Zwölf Jahr lang war sie blind, doch als sie getauft wurde, da konnte sie plötzlich zum ersten Mal in ihrem Leben sehen. Die legendäre Lebensgeschichte der Heiligen Odilie, sie gäbe auch heute noch Stoff für großes Kino. Denn Eticho, der Vater von Odilie, möglicherweise ein Herzog aus dem Elsass, war alles andere als begeistert, als seine Frau Bethsvinda um das Jahr 660 ein Mädchen zur Welt brachte, noch dazu ein Kind, das nicht sehen konnte.

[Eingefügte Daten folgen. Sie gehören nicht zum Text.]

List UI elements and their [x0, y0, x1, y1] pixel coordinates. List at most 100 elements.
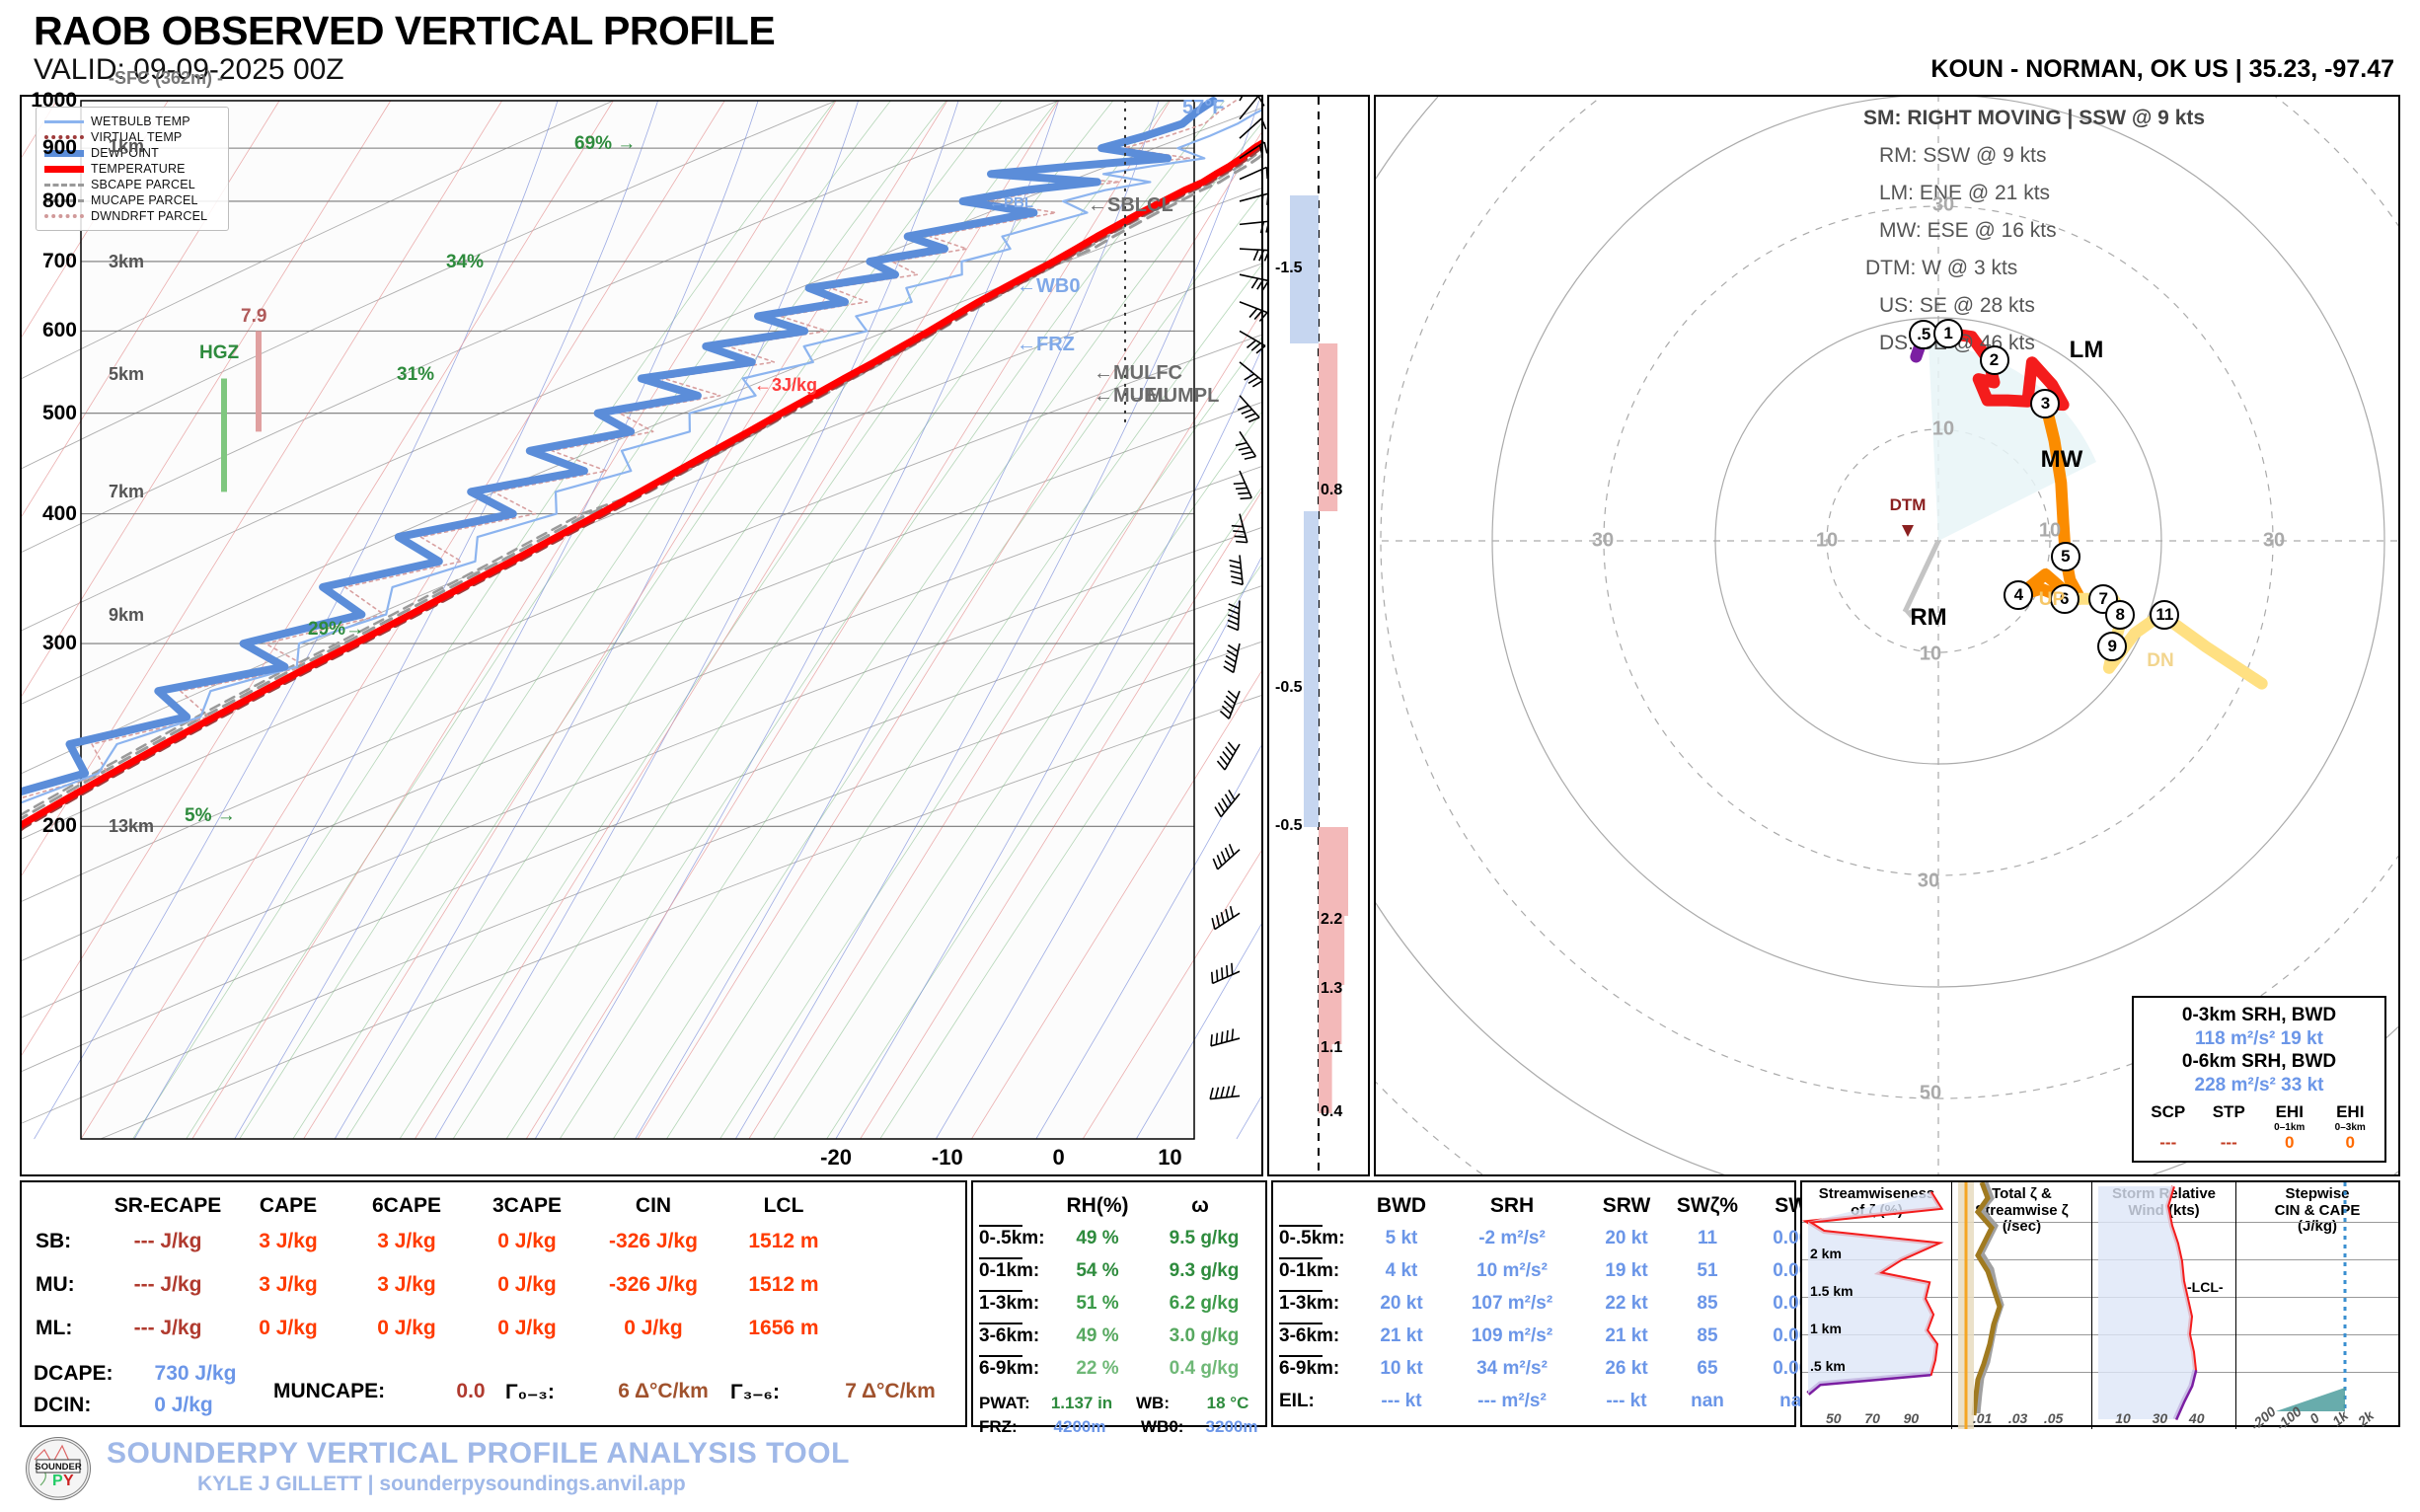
- kin-cell-5-2: --- kt: [1606, 1391, 1647, 1411]
- index-sub: [2138, 1122, 2199, 1133]
- storm-motion-2: LM: ENE @ 21 kts: [1879, 182, 2051, 204]
- rh-annotation-2: 31%: [397, 364, 435, 386]
- index-ehi-2: EHI 0–1km 0: [2259, 1102, 2320, 1153]
- mini-km-2: 1.5 km: [1810, 1283, 1853, 1299]
- height-label-9km: 9km: [109, 604, 145, 625]
- hodograph-panel[interactable]: SM: RIGHT MOVING | SSW @ 9 kts RM: SSW @ …: [1374, 95, 2400, 1176]
- level-annotation-6: ←SBLCL: [1088, 193, 1173, 216]
- index-value: ---: [2220, 1133, 2237, 1152]
- thermo-cell-2-0: --- J/kg: [133, 1317, 202, 1339]
- grid-line: [1802, 1222, 1951, 1223]
- omega-panel: -1.5 0.8 -0.5 -0.5 2.2 1.3 1.1 0.4: [1267, 95, 1370, 1176]
- muncape-label: MUNCAPE:: [273, 1380, 386, 1402]
- frz-label: FRZ:: [979, 1417, 1018, 1436]
- thermo-col-3cape: 3CAPE: [492, 1194, 563, 1217]
- mini-km-1: 1 km: [1810, 1321, 1842, 1336]
- legend-swatch: [44, 135, 84, 139]
- mini-plot-1: Total ζ & Streamwise ζ (/sec) .01 .03 .05: [1952, 1182, 2092, 1429]
- kin-cell-1-0: 4 kt: [1385, 1260, 1418, 1281]
- storm-motion-3: MW: ESE @ 16 kts: [1879, 219, 2057, 242]
- wb0-value: 3200m: [1205, 1417, 1258, 1436]
- pressure-tick-400: 400: [41, 501, 77, 525]
- hodo-marker-9: 9: [2097, 632, 2128, 662]
- thermo-cell-0-4: -326 J/kg: [609, 1230, 698, 1252]
- thermo-row-label-2: ML:: [36, 1317, 73, 1339]
- kin-cell-3-1: 109 m²/s²: [1471, 1325, 1553, 1346]
- page-title: RAOB OBSERVED VERTICAL PROFILE: [34, 8, 776, 53]
- omega-label-3: -0.5: [1275, 817, 1303, 834]
- index-name: SCP: [2151, 1102, 2186, 1121]
- station-info: KOUN - NORMAN, OK US | 35.23, -97.47: [1930, 55, 2394, 83]
- hodo-ring-label: 10: [1931, 417, 1955, 440]
- legend-item-0: WETBULB TEMP: [44, 113, 220, 129]
- hodo-ring-label: 30: [1917, 869, 1940, 892]
- kin-cell-2-0: 20 kt: [1380, 1293, 1423, 1314]
- pressure-tick-1000: 1000: [31, 89, 77, 112]
- mini-xtick-2-0: 10: [2115, 1410, 2131, 1426]
- dcin-value: 0 J/kg: [154, 1394, 213, 1416]
- dcape-value: 730 J/kg: [154, 1362, 237, 1385]
- sfc-label: -SFC (362m) -: [109, 68, 224, 89]
- mini-plot-3: Stepwise CIN & CAPE (J/kg) -200 -100 0 1k 2k: [2236, 1182, 2398, 1433]
- kinematics-table: BWD SRH SRW SWζ% SWζ 0-.5km: 5 kt -2 m²/s² 20 kt…: [1271, 1180, 1820, 1427]
- thermo-cell-1-5: 1512 m: [748, 1273, 819, 1296]
- brand-subtitle[interactable]: KYLE J GILLETT | sounderpysoundings.anvi…: [197, 1473, 686, 1495]
- kin-cell-4-3: 65: [1697, 1358, 1718, 1379]
- hodo-ring-label: 30: [1931, 193, 1955, 216]
- mini-xtick-2-2: 40: [2188, 1410, 2205, 1426]
- kin-cell-3-0: 21 kt: [1380, 1325, 1423, 1346]
- index-stp-1: STP ---: [2199, 1102, 2260, 1153]
- index-scp-0: SCP ---: [2138, 1102, 2199, 1153]
- thermo-cell-0-2: 3 J/kg: [377, 1230, 436, 1252]
- srh-0-6-values: 228 m²/s² 33 kt: [2194, 1075, 2324, 1096]
- height-label-5km: 5km: [109, 364, 145, 385]
- mini-plot-title-1: Total ζ & Streamwise ζ (/sec): [1975, 1185, 2069, 1235]
- overbar: [1279, 1323, 1323, 1324]
- overbar: [979, 1355, 1022, 1357]
- hodo-marker-2: 2: [1979, 344, 2009, 375]
- mini-plots-panel: Streamwiseness of ζ (%).5 km1 km1.5 km2 …: [1800, 1180, 2400, 1433]
- hodo-ring-label: 10: [1919, 643, 1942, 665]
- moisture-table: RH(%) ω 0-.5km: 49 % 9.5 g/kg 0-1km: 54 % 9.3 g…: [971, 1180, 1267, 1436]
- grid-line: [1952, 1259, 2091, 1260]
- rh-annotation-3: 29%→: [308, 619, 365, 641]
- wb-value: 18 °C: [1206, 1394, 1249, 1412]
- valid-time: VALID: 09-09-2025 00Z: [34, 53, 344, 86]
- hodo-marker-10: 11: [2150, 599, 2180, 630]
- grid-line: [1952, 1334, 2091, 1335]
- pwat-value: 1.137 in: [1050, 1394, 1113, 1412]
- rh-annotation-4: 5% →: [185, 805, 236, 827]
- hodograph-chart: [1376, 97, 2398, 1174]
- storm-motion-4: DTM: W @ 3 kts: [1865, 257, 2018, 279]
- hodo-marker-1: 1: [1933, 318, 1964, 348]
- skewt-panel[interactable]: WETBULB TEMP VIRTUAL TEMP DEWPOINT TEMPERAT…: [20, 68, 1369, 1176]
- mini-xtick-0-2: 90: [1903, 1410, 1920, 1426]
- temp-tick--20: -20: [820, 1145, 852, 1170]
- mini-plot-title-3: Stepwise CIN & CAPE (J/kg): [2274, 1185, 2361, 1235]
- height-label-3km: 3km: [109, 251, 145, 271]
- kin-col-1: SRH: [1489, 1194, 1535, 1217]
- grid-line: [2236, 1297, 2398, 1298]
- hodo-ring-label: 50: [1919, 1082, 1942, 1104]
- legend-label: TEMPERATURE: [91, 162, 186, 176]
- hodo-ring-label: 30: [1591, 529, 1615, 552]
- grid-line: [2236, 1372, 2398, 1373]
- svg-text:Y: Y: [63, 1473, 74, 1489]
- footer: SOUNDER P Y SOUNDERPY VERTICAL PROFILE A…: [20, 1431, 947, 1506]
- index-name: EHI: [2275, 1102, 2304, 1121]
- pressure-tick-900: 900: [41, 136, 77, 160]
- temp-tick-10: 10: [1158, 1145, 1182, 1170]
- kin-row-label-4: 6-9km:: [1279, 1358, 1340, 1379]
- omega-label-0: -1.5: [1275, 260, 1303, 276]
- kin-col-2: SRW: [1602, 1194, 1651, 1217]
- legend-swatch: [44, 119, 84, 123]
- grid-line: [2236, 1222, 2398, 1223]
- mini-km-3: 2 km: [1810, 1246, 1842, 1261]
- frz-value: 4200m: [1053, 1417, 1106, 1436]
- hodo-point-lm: LM: [2069, 337, 2104, 363]
- index-name: STP: [2212, 1102, 2245, 1121]
- wb0-label: WB0:: [1141, 1417, 1184, 1436]
- moisture-w-0: 9.5 g/kg: [1169, 1228, 1240, 1248]
- legend-item-5: MUCAPE PARCEL: [44, 192, 220, 208]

Glaubt man den Erzählungen, war er so wütend, dass er seine Tochter umbringen wollte. Bethsvinda verhinderte dies, indem sie das Kind durch eine Amme heimlich in ein Kloster bringen ließ. Dort wurde das Mädchen im Alter von zwölf Jahren getauft, vermutlich vom Wanderbischof Erhard, der später als Erhard von Regensburg heilig gesprochen wurde. Odilies Taufe war kein gewöhnliches Ereignis, sondern mit einem Wunder verbunden: Das zwölfjährige, bis dahin blinde Mädchen konnte die Welt und die Menschen um sich herum plötzlich sehen.
Besitztum auf 763 Metern Höhe
Über das, was weiter geschah, gibt es verschiedene Versionen. Egal, welche Variante der Geschichte zutrifft, am Ende versöhnten sich Odilie und ihr Vater und Eticho schenkte seiner Tochter ein Besitztum auf einem 763 Meter hohen Berg am Ostrand der Vogesen. Dort gründete Odilie das Kloster Hohenburg – in dem am 13. Dezember dieses Jahres der 1300. Todestag der Klostergründerin und ersten Äbtissin gefeiert wird.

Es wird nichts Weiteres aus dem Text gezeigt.